Em meio a um cenário dominado por procedimentos invasivos, agulhas e padrões estéticos cada vez mais homogêneos, uma abordagem alternativa de rejuvenescimento facial começa a ganhar destaque no Brasil. À frente desse movimento estão as empreendedoras *Lívia Prevato* e *Juliana Garson, que defendem o **método RNA* como um terceiro caminho possível para o envelhecimento saudável: natural, ativo e cientificamente embasado.
Segundo elas, o método RNA surge alinhado a uma tendência crescente na literatura científica internacional: o uso de *massagem linfática, técnicas manuais e exercícios faciais* como estratégias eficazes para retardar o envelhecimento cutâneo, preservar a saúde da pele e manter a expressividade do rosto.
Uma revisão científica recente, focada em massagem linfática e atividade física, compilou dados de estudos clínicos e laboratoriais que avaliaram fluxo sanguíneo e linfático, estresse oxidativo, matriz extracelular, rugas e firmeza da pele. A conclusão é clara: a *massagem linfática regular ajuda a preservar a integridade estrutural da pele*, reduz edema, melhora a microcirculação e contribui para a sustentação da matriz dérmica — fatores diretamente ligados ao atraso no surgimento de rugas e flacidez.

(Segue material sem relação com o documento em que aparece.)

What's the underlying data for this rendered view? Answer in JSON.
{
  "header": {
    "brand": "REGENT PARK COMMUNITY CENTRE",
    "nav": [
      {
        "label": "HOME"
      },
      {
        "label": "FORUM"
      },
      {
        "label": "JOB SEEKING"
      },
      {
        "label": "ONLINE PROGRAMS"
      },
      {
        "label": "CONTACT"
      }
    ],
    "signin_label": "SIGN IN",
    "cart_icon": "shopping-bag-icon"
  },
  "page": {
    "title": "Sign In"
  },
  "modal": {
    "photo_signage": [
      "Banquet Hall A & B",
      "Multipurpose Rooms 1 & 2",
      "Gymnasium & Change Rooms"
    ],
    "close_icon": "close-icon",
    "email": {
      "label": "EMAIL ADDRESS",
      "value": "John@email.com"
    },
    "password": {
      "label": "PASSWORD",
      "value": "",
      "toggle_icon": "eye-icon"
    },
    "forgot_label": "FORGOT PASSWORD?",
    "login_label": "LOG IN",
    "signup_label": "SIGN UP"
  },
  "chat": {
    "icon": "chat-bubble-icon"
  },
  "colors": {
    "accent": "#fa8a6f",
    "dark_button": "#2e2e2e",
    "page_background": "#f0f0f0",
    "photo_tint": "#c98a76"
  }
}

Na prática, esses achados reforçam o racional de técnicas como a *drenagem linfática facial e a massagem manual* como parte de programas de rejuvenescimento não invasivos, exatamente o pilar central do método RNA.
Para Lívia Prevato, criadora do método após 17 anos de experiência clínica e estudos científicos, o RNA propõe uma ruptura com a lógica binária que por muito tempo dominou o discurso sobre envelhecimento: aceitar passivamente o tempo ou combatê-lo de forma agressiva.
“O RNA não paralisa, ativa. Não preenche, desperta. Não apaga, reconecta”, resume a a empresária.
A metodologia atua por meio de *estimulação manual, mobilização tecidual, ativação muscular e drenagem*, respeitando a fisiologia do rosto, o movimento, a circulação e a individualidade de cada mulher.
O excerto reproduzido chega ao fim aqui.